NEW YORK—Long queues are expected at Apple stores across the world on July 11th when it officially launches its iPhone 3G, the next-generation version of its iPhone.
Apple seems confident and poised to take on the demand for the launch. Apple's retail chief, Ron Johnson, said "in 10 to 15 minutes, you'll be set up and ready to go'' in an interview with Bloomberg on Tuesday.
Apple and its U.S. partner, AT&T, have recently given more details about the total amount that the iPhone is expected to cost, in terms of purchase price as well as recurring expenses for the voice and data plan accompanying it.
The new version of the iPhone 3G will cost $199 for an 8-gigabyte model, and $299 for a 16-gigabyte model. The iPhone 3G is believed to be heavily subsidized by AT&T, which is counting on the compulsory 2-year contract to bring in the cash.
In contrast to its retail plan for the previous iPhone, Apple and AT&T are requiring a credit card and social security number in order to activate the device immediately and to start using AT&T's network. It will also discontinue selling the iPhone online.
Last week, on July 1, AT&T disclosed its plans for the iPhone, which started at $69.99 with 450 anytime minutes. An unlimited Anytime plan would cost $129.99 a month. Family plans started at $129.99 a month for 700 shared Anytime minutes.
All of AT&T's plans included unlimited data.

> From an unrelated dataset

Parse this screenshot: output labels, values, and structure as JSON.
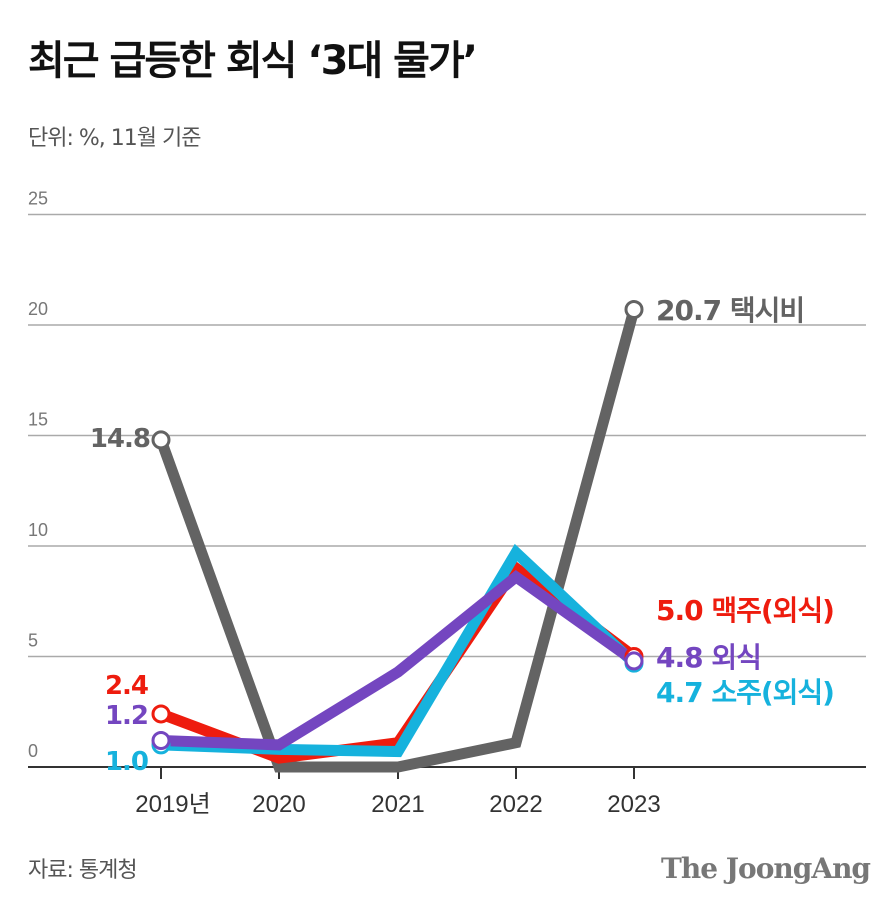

AT&T also announced that the iPhone 3G would be available without a contract, but at a cost of $400 more – thus costing $599 for the 8-gigabyte model and $699 for the 16-gigabyte model.
The iPhone goes on sale in 21 countries on July 11. The launch of the iPhone 3G globally has met with enthusiastic response, but also some irritation in some areas.
In the UK, service provider O2's website crashed on July 7th as customers ready to pre-order the iPhone 3G overwhelmed the site within an hour of the site's launch. When the site came back online, O2 had posted a notice saying that it was out of stock online.
On Monday, O2 issued a statement to explain the outage. "The response was so great that the online store completely sold out of iPhone 3Gs within just a few hours."
However, Apple's partners in some countries appear to have vexed potential consumers.
In Canada, there was a huge backlash against Apple partner Rogers Wireless, which has no plans that include unlimited data. Its data plans, which started at 400 MB of data per month for its low-end plan, met with a vocal opposition from consumers, which included online petitions collecting signatures protesting the rates. As of July 8th evening, over 50,000 people had signed their names on the online petition ruinediphone.com. AppleInsider reported on July 6 that Apple was allegedly irritated at Rogers' rates and had re-routed some of its planned Canada shipments to Europe.
In New Zealand, under Vodafone New Zealand's iPhone plan, the basic iPhone would cost NZ$199, where the minimal data/voice plan that cost NZ$80 a month offered 120 voice minutes and 200 MB data.
Irate New Zealand consumers launched a petition decrying what they described as a "rip off" on ipetitions.com.